What we are unfamiliar with is Ghaemi’s best insight into the function of the suffering. It is not that these titans overcame their illness, or managed to achieve much despite their illness. Ghaemi persuasively illustrates the way depression fosters not just sympathy but realistic assessments, the way the manic can be energetic and creative when others are sunk in despair, the way survivors of inner torment develop a kind of resilience, without which leadership breaks down during times of duress. The sane, men like Neville Chamberlain or George W. Bush, simply do not have the stuff during a crisis; they do fine when all is running smoothly; but in times of peril and national distress, they simply cannot rise up and lead heroically, having never suffered much themselves. For those who combat mental illness, darkness is not a strange land; horror is not an unfamiliar terrain.
Can you say “theology of the cross”? How many of the great saints, theologians and heroes through Church history might Ghaemi analyze and discern to be laden with mental illness? Luther, surely; Francis, no doubt; Teresa of Avila, beyond question; and all those freakish ascetics like Simeon Stylies (squatting on a pillar for a few decades? Are you kidding?). And what might this mean for ministry, and even for clergy evaluations (on which I wrote last month)? Can we imagine a search committee pleased that a prospective pastor suffers bouts of depression?

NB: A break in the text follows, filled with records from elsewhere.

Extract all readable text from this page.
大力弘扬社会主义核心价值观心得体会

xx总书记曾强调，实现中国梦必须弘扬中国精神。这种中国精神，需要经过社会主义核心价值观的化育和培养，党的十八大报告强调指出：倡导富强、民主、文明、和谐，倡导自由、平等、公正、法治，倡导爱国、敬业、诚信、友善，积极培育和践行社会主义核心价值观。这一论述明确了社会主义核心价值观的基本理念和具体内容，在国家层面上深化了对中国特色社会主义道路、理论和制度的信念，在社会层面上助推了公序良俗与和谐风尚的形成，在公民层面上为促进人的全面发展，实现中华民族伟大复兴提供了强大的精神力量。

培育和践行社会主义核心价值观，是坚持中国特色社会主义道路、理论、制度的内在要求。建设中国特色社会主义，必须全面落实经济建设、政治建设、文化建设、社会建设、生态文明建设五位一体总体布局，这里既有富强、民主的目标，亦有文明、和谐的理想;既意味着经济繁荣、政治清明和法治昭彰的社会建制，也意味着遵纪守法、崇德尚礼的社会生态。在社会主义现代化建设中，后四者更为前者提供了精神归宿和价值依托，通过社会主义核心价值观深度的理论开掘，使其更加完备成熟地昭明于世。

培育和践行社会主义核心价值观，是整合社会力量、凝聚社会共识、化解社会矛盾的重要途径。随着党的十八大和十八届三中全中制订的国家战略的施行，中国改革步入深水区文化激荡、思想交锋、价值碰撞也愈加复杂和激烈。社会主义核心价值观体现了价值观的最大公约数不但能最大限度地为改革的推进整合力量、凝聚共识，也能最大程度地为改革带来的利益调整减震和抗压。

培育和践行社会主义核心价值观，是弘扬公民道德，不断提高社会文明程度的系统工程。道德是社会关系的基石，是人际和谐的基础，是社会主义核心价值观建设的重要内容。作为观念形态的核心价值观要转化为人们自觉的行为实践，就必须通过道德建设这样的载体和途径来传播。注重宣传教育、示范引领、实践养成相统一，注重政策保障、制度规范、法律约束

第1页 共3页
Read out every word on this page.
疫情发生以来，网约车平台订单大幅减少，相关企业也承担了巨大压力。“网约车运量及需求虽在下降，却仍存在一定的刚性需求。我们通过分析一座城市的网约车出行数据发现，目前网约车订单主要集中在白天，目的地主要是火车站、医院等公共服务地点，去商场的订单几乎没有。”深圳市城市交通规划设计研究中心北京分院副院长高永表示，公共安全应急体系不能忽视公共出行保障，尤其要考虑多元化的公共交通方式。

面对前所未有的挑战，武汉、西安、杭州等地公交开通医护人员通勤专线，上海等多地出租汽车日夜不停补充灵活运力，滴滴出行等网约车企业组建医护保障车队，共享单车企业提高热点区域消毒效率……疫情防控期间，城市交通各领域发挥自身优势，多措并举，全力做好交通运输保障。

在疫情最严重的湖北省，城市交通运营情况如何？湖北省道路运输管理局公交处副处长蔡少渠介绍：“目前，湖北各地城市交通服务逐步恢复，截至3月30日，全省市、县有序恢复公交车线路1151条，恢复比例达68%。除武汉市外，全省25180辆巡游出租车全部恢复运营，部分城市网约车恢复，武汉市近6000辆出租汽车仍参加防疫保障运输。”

Can we conceive of a day when a minister’s self-reported manic-depression would be cause for the people to think “Now we are on the verge of stellar leadership”? Don’t we hide our darkness? and at best seek ultra-confidential support if something is awry in our heads? We all know we all struggle internally, but isn’t there a game of pretend or obtuse optimism that, even if everybody else wages dreaded combat against mental issues, it is the clergy person who should be immune – or long since healed?
Eugene Rogers (After the Spirit) wrote that the Spirit has so arranged things that our limitations are intended for our benefit. Could it be that our darkness, our craziness, is not merely a burden to be overcome, but an actual gift of the Spirit to the Church? and not merely to those individuals among the Body who battle darkness, but actually the Church as the endangered institution that is is? If the Church is indeed in its own “dark night” (as Elaine Heath wisely claims in The Mystic Way of Evangelism), don’t we need the unstable, those who have barely hung on by a thread, women and men who’ve been to the abyss to lead, for the unromanticized and terrifying but yet peculiarly hopeful gifts of inner pain to be used for the benefit of God’s Church?